Since early colonial times in America, Jewish southerners have been tempted by delectable regional foods. Because some of these foods--including pork and shellfish--have been traditionally forbidden to Jews by religious dietary laws, southern Jews face a special predicament. In a culinary journey through the Jewish South, Arkansas native Marcie Cohen Ferris explores how southern Jews embraced, avoided, and adapted southern food and, in the process, have found themselves at home.

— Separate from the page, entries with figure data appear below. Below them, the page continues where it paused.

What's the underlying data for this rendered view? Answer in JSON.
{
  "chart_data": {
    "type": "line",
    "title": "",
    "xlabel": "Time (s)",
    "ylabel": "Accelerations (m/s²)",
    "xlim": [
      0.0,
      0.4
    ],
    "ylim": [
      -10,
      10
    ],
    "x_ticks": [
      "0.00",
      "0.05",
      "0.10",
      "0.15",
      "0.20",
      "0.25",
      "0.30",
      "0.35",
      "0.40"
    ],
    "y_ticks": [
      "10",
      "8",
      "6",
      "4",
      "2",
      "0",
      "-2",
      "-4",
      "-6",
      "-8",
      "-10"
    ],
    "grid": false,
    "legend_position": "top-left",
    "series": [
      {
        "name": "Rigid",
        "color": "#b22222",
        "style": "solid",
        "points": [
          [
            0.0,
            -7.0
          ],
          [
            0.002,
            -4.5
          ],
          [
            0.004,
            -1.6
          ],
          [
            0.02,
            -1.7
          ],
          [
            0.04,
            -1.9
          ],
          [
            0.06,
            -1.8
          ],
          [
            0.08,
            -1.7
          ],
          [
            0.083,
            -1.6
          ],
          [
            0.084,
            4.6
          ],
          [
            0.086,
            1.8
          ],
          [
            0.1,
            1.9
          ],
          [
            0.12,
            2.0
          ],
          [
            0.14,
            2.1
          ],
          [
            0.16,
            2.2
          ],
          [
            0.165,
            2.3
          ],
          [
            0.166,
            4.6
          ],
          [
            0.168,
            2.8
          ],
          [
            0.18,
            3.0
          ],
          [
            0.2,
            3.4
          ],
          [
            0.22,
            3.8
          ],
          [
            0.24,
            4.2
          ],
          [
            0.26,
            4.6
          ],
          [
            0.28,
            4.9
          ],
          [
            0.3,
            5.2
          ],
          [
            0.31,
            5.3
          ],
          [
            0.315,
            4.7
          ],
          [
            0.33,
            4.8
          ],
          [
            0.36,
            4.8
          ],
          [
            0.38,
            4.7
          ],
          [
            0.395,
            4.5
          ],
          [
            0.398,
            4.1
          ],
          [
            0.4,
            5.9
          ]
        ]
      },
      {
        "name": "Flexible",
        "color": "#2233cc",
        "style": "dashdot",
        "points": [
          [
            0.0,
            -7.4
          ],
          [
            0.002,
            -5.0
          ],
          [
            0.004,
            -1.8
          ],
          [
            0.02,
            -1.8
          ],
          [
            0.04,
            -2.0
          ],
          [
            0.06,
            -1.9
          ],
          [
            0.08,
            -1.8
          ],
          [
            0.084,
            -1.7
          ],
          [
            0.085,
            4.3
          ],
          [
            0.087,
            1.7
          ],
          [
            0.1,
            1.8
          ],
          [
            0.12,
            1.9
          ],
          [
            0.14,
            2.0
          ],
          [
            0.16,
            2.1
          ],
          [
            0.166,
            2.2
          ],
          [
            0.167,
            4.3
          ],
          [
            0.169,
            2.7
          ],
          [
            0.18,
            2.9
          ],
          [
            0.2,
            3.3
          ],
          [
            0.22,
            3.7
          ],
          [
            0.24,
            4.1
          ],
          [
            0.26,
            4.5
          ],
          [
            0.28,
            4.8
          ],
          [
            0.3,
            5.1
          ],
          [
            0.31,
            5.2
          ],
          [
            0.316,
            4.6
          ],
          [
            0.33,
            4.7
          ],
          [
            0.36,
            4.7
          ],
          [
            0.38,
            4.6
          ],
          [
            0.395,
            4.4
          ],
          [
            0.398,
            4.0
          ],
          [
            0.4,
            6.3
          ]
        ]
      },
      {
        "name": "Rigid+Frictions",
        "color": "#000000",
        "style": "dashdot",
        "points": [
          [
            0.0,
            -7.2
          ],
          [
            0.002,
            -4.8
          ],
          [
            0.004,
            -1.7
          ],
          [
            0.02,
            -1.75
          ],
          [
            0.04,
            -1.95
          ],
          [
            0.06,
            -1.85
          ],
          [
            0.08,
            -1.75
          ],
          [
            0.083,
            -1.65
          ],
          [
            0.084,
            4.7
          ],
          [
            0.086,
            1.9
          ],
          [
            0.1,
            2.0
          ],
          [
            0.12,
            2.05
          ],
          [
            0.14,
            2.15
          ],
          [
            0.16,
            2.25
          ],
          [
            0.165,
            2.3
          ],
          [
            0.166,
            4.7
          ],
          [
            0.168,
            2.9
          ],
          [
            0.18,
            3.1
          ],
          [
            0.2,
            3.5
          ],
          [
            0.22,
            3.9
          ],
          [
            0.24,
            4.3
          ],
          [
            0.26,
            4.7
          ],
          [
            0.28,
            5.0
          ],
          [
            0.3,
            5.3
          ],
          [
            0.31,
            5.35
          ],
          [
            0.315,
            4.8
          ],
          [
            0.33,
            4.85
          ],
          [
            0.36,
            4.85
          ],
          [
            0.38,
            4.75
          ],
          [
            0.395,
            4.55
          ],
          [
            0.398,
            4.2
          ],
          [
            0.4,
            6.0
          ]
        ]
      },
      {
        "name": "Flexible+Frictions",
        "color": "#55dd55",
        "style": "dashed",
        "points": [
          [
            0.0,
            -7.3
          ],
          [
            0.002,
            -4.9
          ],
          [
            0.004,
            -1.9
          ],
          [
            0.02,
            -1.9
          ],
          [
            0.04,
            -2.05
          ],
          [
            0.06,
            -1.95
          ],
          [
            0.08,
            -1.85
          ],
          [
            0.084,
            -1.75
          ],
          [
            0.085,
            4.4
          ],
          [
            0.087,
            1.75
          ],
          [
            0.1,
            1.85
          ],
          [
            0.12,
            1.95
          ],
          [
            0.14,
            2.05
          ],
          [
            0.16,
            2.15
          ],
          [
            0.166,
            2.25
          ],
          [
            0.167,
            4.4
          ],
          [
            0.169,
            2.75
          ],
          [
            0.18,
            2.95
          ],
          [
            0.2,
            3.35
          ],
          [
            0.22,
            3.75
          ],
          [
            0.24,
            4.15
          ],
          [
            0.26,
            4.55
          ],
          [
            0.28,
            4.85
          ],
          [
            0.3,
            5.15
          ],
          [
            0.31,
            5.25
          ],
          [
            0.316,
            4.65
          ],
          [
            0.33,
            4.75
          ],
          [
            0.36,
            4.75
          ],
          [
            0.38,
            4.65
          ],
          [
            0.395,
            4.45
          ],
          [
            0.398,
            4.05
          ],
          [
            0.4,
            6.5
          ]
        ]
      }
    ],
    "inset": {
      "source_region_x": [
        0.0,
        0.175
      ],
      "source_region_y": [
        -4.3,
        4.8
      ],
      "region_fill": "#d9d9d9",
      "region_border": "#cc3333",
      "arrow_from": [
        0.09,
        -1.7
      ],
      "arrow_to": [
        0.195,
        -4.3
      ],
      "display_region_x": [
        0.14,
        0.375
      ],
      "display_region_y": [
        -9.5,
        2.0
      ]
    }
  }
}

From colonial Savannah and Charleston to Civil War era New Orleans and Natchez, from New South Atlanta to contemporary Memphis and across the Mississippi and Arkansas Deltas, Ferris examines the expressive power of food throughout southern Jewish history. She demonstrates how southern Jews reinvented traditions as they adjusted to living in a largely Christian world where they were bound by regional rules of race, class, and gender.

Featuring a trove of photographs, Matzoh Ball Gumbo also includes anecdotes, oral histories, and more than thirty recipes to try at home. Ferris's rich tour of southern Jewish foodways shows that, at the dining table, Jewish southerners created a distinctive religious expression that reflects the evolution of southern Jewish life.

From the colonial era to the present, Ferris examines the expressive power of food throughout Southern Jewish history. She demonstrates how Southern Jews reinvented culinary traditions as they adjusted to living in a largely Christian region where forbidden foods such as pork, shrimp, oysters, and crab are intensely popular. Richly illustrated, this culinary tour of the Jewish South includes anecdotes, oral histories, and more than thirty recipes to try at home.